LE BLOGLE BACKSTAGE

dimanche 11 mai 2014

Monsieur Georges



- Tu m'écriras quelque chose de joli pour lui… 
C'est ce que tu m'as dit ce matin dans ton message. 

Depuis je pense à toi ma Catherine, mon amie de cœur, ma presque sœur, ma complice chérie. Et à lui évidemment. A vous deux.

Monsieur Georges est mort cette nuit.
Et j'aimerais te dire, t'écrire qu'il s'est endormi à la saison des roses qu'il aimait tant et à l'heure où dans les jardins les pivoines commencent à s'ébouriffer.

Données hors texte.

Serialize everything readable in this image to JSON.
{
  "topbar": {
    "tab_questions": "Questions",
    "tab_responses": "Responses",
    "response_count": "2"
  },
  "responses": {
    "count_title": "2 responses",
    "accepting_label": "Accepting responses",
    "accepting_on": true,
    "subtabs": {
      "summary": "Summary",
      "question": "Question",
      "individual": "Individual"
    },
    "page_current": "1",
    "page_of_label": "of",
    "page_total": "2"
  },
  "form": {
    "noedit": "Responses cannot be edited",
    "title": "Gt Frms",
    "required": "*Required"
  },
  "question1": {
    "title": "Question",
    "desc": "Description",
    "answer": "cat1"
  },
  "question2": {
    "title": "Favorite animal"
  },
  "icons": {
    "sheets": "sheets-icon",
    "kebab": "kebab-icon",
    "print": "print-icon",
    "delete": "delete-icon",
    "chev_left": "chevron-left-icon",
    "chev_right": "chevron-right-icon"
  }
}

Que j'aime imaginer qu'il est parti au petit matin avec le chant des oiseaux pour le bercer.

Que j'aime rêver que là où il est, il a retrouvé ses souvenirs perdus et que sa mémoire ne l'embête plus.

Et puis je relis ce texte écrit pour ton papa dans ma vie d'avant et je me dis que tout y était, déjà… 
Lundi 31 janvier 2011 Épisode dédié à Georges, Daddy et tous les pères dont la mémoire vacille… 
Hier, dimanche, tu as passé une journée délicieuse, une de ces journées qui à peine entamées, ont déjà le parfum doux-amer de celles qui ne reviendront plus. Le goût de la nostalgie avant même d’être achevées. 
Parce qu’hier tu as passé ta journée avec un vieil homme au regard doux et tendre qui a, simplement oublié qu’il te connaissait avant. Parce qu’hier tu as fait comme si tout était normal… Après tout, personne n’est inoubliable. Parce que toi, tu le connais bien : combien de fois est-il venu chez toi alors que sa fille, ton amie, habitait la maison où tu vis aujourd’hui. Mais lui a oublié qu’à chaque fois qu’il venait, parler aux roses, remettre les bulbes en place, organiser les platebandes, tailler quelques branches des arbres dans le jardin d’en face, il finissait toujours par prendre un verre sur ta terrasse. 
Parce qu’il s’appelle Georges, toi tu t’es souvent amusée à l’appeler monsieur Georges juste, pour le plaisir de le voir t’offrir un sourire. Pour l’entendre rire ou le sentir presque rougir. Mais de ça il ne se souvient pas. Après tout, quelle importance ? C’était juste un jeu entre vous. 
Parce qu’hier tu as échangé avec lui comme si vous veniez de faire connaissance. Quelque part ça t’arrangeait : tu étais comme neuve pour lui. Parce que Georges oublie au fur et à mesure. Sa mémoire ne s’encombre plus de souvenirs. Il laisse ça aux autres. Aux autres aussi le poids des choses de la vie. Après tout, il faut bien, qu’il y ait quelques avantages. Parce que pour Georges le cours du temps ne veut plus rien dire du tout. Et que s’il fait ciel bleu aujourd’hui, il voit le printemps arriver. Après tout, un printemps qui s’installe le dernier dimanche de janvier, ça ne peut pas faire de mal. 
Oui hier dimanche, tu as passé une journée délicieuse, une de ces journées qui à peine entamées ont déjà le parfum doux-amer de celles qui ne reviendront plus. Le goût de la nostalgie avant même d’être achevées.